Gaat die kloof tussen Franstaligen en Vlamingen ook niet veel verder, zelfs in de perceptie van de wetten en het strafrecht ? Ook recent in de discussie rond uw persoon. Wie kwam op straat ? De mensen van Association Syndicale des Magistrats en dergelijke. Aan Nederlandstalige kant bleek veel meer bereidheid om verantwoordding af te leggen tegenover de politiek en mee te stappen in de politieke beleidslijn.
DEJEMEPPE : Jamaar, ik ook….
Maar langs Franstalige kant is dat niet zo evident.
DEJEMEPPE : Moet ik daar dan voor boeten ? Let wel, ik zie dat verschil ook. Is dat geen kwestie van cultuur ? Ik zal dat vergelijken met de interpretatie van de wet. Aan Franstalige kant is er de Latijnse opleiding : met de logica, de redenering, een algemeen beginsel, een casus, een oplossing die eigenlijk kadert in het algemeen beginsel. Aan de Vlaamse kant heb je een meer Angelsakisch beginsel : de wet is een uitgangspunt. Op basis van de wet bekijken we wat we kunnen doen.

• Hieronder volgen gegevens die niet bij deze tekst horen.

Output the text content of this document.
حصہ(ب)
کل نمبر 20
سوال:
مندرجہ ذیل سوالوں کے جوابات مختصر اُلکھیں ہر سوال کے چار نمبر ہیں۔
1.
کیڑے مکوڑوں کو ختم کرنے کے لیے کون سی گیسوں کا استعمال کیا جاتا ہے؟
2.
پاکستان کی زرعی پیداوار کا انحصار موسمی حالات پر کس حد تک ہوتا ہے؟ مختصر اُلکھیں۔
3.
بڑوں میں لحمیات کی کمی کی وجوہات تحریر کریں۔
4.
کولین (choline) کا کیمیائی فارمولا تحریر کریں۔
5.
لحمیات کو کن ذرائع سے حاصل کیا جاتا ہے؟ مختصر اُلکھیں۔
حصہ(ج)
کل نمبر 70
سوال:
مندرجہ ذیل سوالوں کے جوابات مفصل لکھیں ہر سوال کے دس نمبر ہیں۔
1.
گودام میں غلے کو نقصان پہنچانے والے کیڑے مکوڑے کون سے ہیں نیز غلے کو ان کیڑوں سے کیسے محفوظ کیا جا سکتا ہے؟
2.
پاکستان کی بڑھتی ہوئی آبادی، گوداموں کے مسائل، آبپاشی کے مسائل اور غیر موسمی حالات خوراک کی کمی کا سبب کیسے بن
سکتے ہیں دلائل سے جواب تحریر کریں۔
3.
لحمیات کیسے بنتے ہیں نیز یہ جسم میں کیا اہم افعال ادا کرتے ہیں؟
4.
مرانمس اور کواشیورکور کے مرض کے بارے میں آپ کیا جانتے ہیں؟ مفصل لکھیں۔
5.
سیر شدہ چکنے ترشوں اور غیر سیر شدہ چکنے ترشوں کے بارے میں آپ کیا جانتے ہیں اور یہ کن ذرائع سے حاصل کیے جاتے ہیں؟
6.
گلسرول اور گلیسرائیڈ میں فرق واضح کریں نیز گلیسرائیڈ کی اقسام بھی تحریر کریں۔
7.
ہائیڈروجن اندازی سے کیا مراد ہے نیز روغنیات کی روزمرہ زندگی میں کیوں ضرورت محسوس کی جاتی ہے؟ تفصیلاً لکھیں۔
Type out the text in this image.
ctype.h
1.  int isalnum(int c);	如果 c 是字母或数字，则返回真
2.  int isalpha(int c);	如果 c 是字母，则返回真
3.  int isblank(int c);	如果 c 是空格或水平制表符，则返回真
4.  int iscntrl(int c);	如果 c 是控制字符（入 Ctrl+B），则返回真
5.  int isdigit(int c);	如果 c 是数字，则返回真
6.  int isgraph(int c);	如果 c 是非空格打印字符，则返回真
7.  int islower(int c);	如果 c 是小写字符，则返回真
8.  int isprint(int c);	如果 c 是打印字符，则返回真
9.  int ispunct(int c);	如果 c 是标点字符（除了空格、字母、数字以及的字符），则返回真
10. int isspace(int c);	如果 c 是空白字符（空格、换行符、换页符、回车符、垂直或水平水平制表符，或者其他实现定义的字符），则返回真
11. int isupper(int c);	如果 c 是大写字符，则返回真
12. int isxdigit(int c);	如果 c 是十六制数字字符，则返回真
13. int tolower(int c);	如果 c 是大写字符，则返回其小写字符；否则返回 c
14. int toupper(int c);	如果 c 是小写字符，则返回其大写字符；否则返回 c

De indruk bestaat dat de procureur des Konings in Brussel veelal alleen staat, zeker in de verhouding tot de procureur-generaal. Die verhouding is zeer afstandelijk en zeer ambtelijk.
DEJEMEPPE : Alleszins zeer ambtelijk. Ook daarover heb ik geschreven. De verhouding tussen parketten-generaal en parketten van eerste aanleg moet iets dynamischer worden. Dat is misschien een van de grote lessen uit de zaak-Dutroux die toestand is trouwens aan het verbeteren. Parketten-generaal moeten zich niet beperken tot het louter op bureaucratische wijze controleren. Ik zou graag zien dat ze evolueren tot heuse studiediensten voor het Openbaar Ministerie. Elk van de procureurs-generaal heeft intussen een aparte taak gekregen. Laten we afwachten wat daarvan terecht komt.
In het regeerakkoord van 1995 worden die relaties met de parketten-generaal opnieuw gedefinieerd met het oog op een grotere autonomie van de parketten in eerste aanleg. U kreeg dus toch meer bewegingsruimte ?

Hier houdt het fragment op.